NCCL WARN Call to posix_fallocate failed : No space left on device

edit_or · January 9, 2023, 1:32am

Please provide the following information when requesting support.

• Hardware (A30)
• Network Type (Mask_rcnn)
• TAO DOcker Version (http://nvcr.io/nvidia/tao/tao-toolkit-tf:v3.22.05-tf1.15.5-py3)
Training config file
maskrcnn_train_resnet18.txt (2.2 KB)

I am training maskrcnn using tao docker container (tao-toolkit-tf:v3.22.05-tf1.15.5-py3).

When training with multiple gpus with the following command,

mask_rcnn train -e /workspace/Nyan/cv_samples_v1.3.0/mask_rcnn/specs/maskrcnn_train_resnet18.txt -d /workspace/Nyan/cv_samples_v1.3.0/mask_rcnn/experiment_dir_unpruned -k nvidia_tlt --gpus 4

I have the following issue and training hang.
The issue is

"include/shm.h:28 NCCL WARN Call to posix_fallocate failed : No space left on device"
How can I fix?

3a85e60a5dd3:176:725 [0] include/shm.h:28 NCCL WARN Call to posix_fallocate failed : No space left on device
3a85e60a5dd3:176:725 [0] NCCL INFO include/shm.h:41 -> 2

3a85e60a5dd3:176:725 [0] include/shm.h:48 NCCL WARN Error while creating shared memory segment nccl-shm-recv-7592b768ba254c27-0-3-2 (size 9637888)
3a85e60a5dd3:176:725 [0] NCCL INFO transport/shm.cc:100 -> 2
3a85e60a5dd3:176:725 [0] NCCL INFO transport.cc:34 -> 2
3a85e60a5dd3:176:725 [0] NCCL INFO transport.cc:87 -> 2
3a85e60a5dd3:176:725 [0] NCCL INFO init.cc:815 -> 2
3a85e60a5dd3:176:725 [0] NCCL INFO init.cc:941 -> 2
3a85e60a5dd3:176:725 [0] NCCL INFO init.cc:977 -> 2
3a85e60a5dd3:176:725 [0] NCCL INFO init.cc:990 -> 2

3a85e60a5dd3:174:726 [0] include/shm.h:28 NCCL WARN Call to posix_fallocate failed : No space left on device
3a85e60a5dd3:174:726 [0] NCCL INFO include/shm.h:41 -> 2

3a85e60a5dd3:174:726 [0] include/shm.h:48 NCCL WARN Error while creating shared memory segment nccl-shm-recv-684fb0133cfb0d25-0-3-0 (size 9637888)
3a85e60a5dd3:174:726 [0] NCCL INFO transport/shm.cc:100 -> 2
3a85e60a5dd3:174:726 [0] NCCL INFO transport.cc:34 -> 2
3a85e60a5dd3:174:726 [0] NCCL INFO transport.cc:87 -> 2
3a85e60a5dd3:174:726 [0] NCCL INFO init.cc:804 -> 2
3a85e60a5dd3:174:726 [0] NCCL INFO init.cc:941 -> 2
3a85e60a5dd3:174:726 [0] NCCL INFO init.cc:977 -> 2
3a85e60a5dd3:174:726 [0] NCCL INFO init.cc:990 -> 2

Morganh · January 9, 2023, 3:34am

Please refer to Training doesn't converge for Mapillary Vistas Dataset training with MaskRCNN - #32 by edit_or

edit_or · January 9, 2023, 5:06am

Thanks I used this docker command and it works.

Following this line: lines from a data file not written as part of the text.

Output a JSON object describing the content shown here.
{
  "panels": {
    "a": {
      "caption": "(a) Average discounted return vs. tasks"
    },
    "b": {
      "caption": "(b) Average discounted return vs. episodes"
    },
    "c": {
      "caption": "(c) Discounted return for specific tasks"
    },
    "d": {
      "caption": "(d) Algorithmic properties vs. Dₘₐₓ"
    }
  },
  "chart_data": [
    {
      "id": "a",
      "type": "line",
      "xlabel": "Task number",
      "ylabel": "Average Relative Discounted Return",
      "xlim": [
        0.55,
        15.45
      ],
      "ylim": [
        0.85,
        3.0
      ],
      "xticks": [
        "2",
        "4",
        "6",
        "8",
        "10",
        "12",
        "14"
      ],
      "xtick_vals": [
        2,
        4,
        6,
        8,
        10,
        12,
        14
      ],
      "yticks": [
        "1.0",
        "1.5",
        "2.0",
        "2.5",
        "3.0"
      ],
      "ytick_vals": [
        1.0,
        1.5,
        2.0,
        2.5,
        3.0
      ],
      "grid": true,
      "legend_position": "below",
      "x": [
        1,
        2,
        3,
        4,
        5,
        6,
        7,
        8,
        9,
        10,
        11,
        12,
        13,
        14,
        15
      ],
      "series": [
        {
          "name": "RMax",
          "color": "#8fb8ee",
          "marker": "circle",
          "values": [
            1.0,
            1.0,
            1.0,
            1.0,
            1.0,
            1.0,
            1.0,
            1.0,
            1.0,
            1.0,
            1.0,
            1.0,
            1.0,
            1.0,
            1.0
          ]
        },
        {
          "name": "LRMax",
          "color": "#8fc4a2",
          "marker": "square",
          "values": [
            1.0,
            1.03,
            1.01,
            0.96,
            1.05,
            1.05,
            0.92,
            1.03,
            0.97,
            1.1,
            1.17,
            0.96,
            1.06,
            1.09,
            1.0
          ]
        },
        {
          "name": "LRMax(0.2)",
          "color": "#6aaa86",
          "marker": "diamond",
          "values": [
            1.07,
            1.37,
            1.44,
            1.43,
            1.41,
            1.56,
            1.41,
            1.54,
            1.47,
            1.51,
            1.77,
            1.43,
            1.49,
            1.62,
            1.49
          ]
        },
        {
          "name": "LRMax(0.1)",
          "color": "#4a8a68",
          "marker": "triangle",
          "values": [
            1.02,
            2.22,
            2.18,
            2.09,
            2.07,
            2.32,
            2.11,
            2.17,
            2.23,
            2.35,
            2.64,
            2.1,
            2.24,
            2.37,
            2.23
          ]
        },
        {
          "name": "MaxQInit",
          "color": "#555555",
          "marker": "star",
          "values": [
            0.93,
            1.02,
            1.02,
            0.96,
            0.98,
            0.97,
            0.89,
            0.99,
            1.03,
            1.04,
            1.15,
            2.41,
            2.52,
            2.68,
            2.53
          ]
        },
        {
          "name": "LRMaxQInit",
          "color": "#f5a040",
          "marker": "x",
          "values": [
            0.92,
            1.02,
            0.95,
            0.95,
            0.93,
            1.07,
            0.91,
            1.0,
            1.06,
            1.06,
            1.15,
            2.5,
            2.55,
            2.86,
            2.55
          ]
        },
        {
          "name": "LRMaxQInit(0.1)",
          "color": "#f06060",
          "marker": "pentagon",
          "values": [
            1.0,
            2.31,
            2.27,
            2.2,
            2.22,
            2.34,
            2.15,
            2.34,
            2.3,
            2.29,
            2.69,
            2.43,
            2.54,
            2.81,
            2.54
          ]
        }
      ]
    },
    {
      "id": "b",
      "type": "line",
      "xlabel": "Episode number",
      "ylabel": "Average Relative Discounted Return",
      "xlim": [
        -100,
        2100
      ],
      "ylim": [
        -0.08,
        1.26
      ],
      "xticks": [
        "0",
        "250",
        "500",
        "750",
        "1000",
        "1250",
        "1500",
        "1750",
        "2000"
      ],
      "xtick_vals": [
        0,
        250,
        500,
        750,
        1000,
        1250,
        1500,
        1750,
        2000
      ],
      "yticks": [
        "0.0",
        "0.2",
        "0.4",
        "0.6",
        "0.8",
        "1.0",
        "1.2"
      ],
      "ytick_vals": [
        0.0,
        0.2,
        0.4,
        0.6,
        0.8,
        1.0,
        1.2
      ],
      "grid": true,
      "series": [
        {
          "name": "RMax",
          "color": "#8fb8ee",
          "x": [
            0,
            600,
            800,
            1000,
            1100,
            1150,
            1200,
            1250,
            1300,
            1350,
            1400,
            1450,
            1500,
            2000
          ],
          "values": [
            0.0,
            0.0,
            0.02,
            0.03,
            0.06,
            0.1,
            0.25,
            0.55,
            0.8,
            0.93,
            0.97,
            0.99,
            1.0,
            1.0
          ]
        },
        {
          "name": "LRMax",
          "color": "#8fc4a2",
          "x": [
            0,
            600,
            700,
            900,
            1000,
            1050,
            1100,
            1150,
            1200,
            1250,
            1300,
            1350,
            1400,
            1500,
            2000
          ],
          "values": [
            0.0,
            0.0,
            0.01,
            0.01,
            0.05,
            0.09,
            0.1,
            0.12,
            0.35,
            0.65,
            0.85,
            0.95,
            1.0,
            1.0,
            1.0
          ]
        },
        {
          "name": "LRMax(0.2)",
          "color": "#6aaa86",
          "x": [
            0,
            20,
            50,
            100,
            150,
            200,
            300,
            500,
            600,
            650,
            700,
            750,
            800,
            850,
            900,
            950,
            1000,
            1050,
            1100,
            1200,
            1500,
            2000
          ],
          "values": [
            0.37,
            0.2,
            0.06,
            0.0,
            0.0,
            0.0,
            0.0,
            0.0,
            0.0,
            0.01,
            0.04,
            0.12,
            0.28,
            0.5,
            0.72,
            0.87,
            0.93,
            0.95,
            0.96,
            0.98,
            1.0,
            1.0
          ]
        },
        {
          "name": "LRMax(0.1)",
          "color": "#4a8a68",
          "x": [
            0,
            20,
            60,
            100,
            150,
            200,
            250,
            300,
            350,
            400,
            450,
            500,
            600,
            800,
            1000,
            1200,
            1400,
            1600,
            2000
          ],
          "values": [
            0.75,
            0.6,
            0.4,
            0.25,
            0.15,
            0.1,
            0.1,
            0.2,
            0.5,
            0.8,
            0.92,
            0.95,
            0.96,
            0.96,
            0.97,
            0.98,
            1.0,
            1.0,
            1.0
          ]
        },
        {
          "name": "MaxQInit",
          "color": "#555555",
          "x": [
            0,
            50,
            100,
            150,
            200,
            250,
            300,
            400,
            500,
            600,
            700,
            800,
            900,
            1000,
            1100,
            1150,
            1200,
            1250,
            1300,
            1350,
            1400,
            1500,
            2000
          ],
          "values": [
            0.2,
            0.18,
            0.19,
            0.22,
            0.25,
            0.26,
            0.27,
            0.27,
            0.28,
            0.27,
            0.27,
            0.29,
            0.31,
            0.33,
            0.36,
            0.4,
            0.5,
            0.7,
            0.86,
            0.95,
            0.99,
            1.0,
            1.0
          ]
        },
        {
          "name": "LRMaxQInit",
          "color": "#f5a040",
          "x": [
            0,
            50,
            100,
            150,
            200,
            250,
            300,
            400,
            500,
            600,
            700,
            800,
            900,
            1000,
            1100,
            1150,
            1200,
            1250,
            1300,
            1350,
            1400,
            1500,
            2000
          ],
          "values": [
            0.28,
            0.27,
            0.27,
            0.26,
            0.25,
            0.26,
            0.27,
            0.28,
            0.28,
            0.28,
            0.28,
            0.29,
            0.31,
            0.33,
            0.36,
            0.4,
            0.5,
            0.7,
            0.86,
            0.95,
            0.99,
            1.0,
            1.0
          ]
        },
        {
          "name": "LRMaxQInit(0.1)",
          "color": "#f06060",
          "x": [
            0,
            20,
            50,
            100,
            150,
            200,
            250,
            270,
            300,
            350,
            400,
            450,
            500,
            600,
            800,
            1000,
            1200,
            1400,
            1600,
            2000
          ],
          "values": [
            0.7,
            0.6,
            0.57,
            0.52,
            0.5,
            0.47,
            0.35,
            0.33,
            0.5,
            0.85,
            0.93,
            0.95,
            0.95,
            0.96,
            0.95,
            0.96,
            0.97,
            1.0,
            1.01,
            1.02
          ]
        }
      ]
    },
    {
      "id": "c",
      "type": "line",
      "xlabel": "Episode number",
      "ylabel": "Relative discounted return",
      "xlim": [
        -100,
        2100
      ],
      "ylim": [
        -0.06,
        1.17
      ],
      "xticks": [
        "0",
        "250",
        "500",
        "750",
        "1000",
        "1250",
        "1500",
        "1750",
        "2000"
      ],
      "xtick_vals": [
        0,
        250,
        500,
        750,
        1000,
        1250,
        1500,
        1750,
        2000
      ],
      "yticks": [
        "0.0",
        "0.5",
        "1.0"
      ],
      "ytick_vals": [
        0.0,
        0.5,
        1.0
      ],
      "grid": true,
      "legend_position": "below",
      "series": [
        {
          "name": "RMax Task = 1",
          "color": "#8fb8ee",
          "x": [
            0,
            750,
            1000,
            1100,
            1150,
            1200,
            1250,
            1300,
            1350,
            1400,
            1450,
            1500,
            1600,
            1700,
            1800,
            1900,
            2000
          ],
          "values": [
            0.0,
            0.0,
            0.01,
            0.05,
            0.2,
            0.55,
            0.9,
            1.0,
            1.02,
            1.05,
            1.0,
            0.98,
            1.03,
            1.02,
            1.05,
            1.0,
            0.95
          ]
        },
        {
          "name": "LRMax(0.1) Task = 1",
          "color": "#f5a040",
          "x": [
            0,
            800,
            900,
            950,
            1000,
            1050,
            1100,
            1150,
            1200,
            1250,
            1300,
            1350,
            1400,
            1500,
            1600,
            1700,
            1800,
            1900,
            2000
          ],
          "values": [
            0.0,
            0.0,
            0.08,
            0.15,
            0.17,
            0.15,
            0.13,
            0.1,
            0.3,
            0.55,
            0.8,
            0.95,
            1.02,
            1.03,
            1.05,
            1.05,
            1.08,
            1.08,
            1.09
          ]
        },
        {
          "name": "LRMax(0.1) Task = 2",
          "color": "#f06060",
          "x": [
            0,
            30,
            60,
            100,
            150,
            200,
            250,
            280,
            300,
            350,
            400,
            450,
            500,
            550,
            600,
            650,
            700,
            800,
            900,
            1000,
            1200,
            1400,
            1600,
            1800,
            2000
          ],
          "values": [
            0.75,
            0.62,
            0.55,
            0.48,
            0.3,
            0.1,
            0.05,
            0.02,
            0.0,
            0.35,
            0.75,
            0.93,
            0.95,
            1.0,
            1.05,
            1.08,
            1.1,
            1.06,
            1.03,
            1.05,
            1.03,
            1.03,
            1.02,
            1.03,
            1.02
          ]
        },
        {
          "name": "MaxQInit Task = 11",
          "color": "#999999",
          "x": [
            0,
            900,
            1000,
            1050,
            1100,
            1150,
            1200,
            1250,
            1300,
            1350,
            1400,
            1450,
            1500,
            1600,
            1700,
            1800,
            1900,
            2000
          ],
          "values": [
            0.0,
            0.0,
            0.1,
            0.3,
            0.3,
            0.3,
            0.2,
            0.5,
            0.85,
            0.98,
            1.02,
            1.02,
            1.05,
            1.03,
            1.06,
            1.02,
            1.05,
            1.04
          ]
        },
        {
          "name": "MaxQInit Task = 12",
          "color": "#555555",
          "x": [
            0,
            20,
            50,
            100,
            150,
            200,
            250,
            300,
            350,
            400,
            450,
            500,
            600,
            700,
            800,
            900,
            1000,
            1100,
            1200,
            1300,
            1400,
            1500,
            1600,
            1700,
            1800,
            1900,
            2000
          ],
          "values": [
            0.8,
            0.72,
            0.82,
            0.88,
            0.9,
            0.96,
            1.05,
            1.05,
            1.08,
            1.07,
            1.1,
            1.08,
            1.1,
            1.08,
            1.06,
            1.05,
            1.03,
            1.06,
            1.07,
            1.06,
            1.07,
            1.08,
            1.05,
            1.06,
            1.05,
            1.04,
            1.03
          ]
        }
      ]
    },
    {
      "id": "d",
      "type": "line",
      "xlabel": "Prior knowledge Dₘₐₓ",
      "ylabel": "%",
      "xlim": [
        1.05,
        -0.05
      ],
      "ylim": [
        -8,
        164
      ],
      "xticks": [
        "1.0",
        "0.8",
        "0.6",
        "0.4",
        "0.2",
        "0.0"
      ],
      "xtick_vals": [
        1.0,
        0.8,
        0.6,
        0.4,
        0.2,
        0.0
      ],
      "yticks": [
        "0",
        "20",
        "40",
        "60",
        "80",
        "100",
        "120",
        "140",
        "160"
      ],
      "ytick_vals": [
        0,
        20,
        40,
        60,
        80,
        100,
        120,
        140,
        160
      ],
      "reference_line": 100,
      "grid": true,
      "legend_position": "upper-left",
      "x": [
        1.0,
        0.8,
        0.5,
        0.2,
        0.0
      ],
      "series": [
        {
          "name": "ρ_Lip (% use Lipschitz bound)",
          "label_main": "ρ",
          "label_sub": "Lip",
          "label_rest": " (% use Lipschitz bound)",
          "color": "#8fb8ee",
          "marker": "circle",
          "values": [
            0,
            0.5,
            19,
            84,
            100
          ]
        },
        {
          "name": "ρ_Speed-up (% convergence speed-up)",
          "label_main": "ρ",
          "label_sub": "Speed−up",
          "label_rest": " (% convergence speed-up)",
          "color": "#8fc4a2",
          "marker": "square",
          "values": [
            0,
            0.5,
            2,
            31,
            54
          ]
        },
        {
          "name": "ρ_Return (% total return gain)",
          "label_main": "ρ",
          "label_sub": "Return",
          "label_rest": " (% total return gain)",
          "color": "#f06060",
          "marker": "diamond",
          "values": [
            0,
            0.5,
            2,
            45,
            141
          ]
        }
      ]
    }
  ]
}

docker run --runtime=nvidia -it --shm-size=16g --ulimit memlock=-1:-1 --ulimit stack=67108864:67108864 --rm --entrypoint "" -v $PWD:/workspace -p 8888:8888 nvcr.io/nvidia/tao/tao-toolkit-tf:v3.22.05-tf1.15.5-py3 /bin/bash

system · January 23, 2023, 5:06am

This topic was automatically closed 14 days after the last reply. New replies are no longer allowed.